Sunday, June 10, 2007

When the world's indifference was culpable


Part two. Part one outlined Dallaire's narrative. Here I share particularly lucid and horrible details.

When I posted on Lt. General Romeo Dallaire's account of commanding the U.N. mission in Rwanda during the 1994 genocide, I thought I was done with the subject. But looking the book over, I cannot resist sharing some of the more vivid descriptive bits (while sticking with my recommendation above that folks read the Mother Jones interview unless you really need the full minutia of horror.

Nonetheless -- here's Dallaire reporting the order he received from U.N. Security Council ten days after appealing for a change in his orders and more forces to intervene as the slaughter proceeded all around his troops:

The resolution's phrases were pure UN-ese: '...having considered ...express regret ...shocked ...appalled ...deeply concerned ...stressing ...expressing deep concern ...condemns ...strongly condemns ...demands ...decides ...reiterates ...reaffirms ...calls upon ...invites ...decides to remain actively seized of the moment.'

So there he was, adrift with a tiny force that had been ordered not to act, but somehow keep itself alive, amid unimaginable carnage. What did he see and how did he cope?

We saw many faces of death during the genocide, from the innocence of babies to the bewilderment of the elderly, from the defiance of fighters to the resigned stares of nuns. ... Early on I seemed to develop a screen between me and the sights and sounds to allow me to stay focused on the work to be done. ...But if you looked you could see the evidence, even in the whitened skeletons. The legs bent and apart. A broken bottle, a rough branch, even a knife between them. ...There was always a lot of blood. Some male corpses had their genitals cut off, but many women and young girls had their breasts chopped off and their genitals crudely cut apart. They died in a position of total vulnerability....

When he finally left for home, he tried to make sense of what his force had done.
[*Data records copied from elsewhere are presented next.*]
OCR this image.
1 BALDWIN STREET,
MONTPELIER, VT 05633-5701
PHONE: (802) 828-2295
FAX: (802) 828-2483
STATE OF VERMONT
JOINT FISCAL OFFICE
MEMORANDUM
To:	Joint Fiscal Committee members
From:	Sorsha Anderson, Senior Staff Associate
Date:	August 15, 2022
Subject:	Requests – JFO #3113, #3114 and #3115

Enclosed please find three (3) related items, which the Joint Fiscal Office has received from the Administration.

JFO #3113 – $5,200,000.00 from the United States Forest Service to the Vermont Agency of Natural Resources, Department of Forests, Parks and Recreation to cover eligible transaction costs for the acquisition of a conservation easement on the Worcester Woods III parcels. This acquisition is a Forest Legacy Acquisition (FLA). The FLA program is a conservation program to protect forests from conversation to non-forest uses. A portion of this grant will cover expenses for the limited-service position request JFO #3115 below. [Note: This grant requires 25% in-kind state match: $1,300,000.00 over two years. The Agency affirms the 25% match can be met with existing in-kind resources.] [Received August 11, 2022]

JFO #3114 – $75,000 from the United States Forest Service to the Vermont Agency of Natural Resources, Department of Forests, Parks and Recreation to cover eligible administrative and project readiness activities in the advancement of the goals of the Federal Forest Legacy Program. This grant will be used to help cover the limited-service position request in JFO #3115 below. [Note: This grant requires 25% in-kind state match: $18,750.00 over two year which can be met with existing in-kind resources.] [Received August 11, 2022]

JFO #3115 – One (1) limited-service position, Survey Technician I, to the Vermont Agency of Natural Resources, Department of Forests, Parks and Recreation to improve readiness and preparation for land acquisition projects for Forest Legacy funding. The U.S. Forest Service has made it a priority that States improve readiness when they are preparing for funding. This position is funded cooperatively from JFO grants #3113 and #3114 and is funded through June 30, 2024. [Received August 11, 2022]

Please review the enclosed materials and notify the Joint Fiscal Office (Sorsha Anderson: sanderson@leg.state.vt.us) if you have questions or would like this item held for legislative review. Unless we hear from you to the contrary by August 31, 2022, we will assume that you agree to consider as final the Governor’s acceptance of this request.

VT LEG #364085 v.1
They had made repeated forays into haunted streets, gathering up a few survivors, always in danger themselves.

It took every ounce of our effort, resources and courage to produce tiny results, yet all around us hundreds of thousands of human beings were being ripped apart and millions were running for their lives. Sometimes we did more harm than good. After each and every mission, failed or "successful," I had to wonder whether it was ethical for me to keep my men at such a level of operational intensity and risk. After I got home from Rwanda, and the years slowly revealed to me the extent of the cynical maneuvering by France, Belgium, the United States and [the Rwandan factions] I couldn't help but feel that we were a sort of diversion, even sacrificial lambs, that permitted statesmen to say that the world was doing something to stop the killing. In fact, we were nothing more than camouflage.

I have no idea what experiencing such a level of disillusionment would be like; most of us don't. And meanwhile, the dead are still dead and the intoxication of killing spread to the rest of Central Africa, still largely ignored by countries with enough wealth and power to stop it.

In a forward to the U.S. edition to this book, Samantha Powers discusses why the person who probably did more than anyone else from the outside world to save those he could, seems to be the one who carries the most awful burden of guilt. She realized:

the man who would try to do the most would inevitably be the man least capable of making excuses for himself, his men, his country or his planet. The only way risky action is ever taken on behalf of mere principle is when feeling -- a hugely discredited quality in military and political life -- overpowers self-interest. ... Dallaire is a man who felt and who continues to feel.

He is also a man of character, someone who came to this horrible experience with a habit of acting with courage and integrity. Practice helps.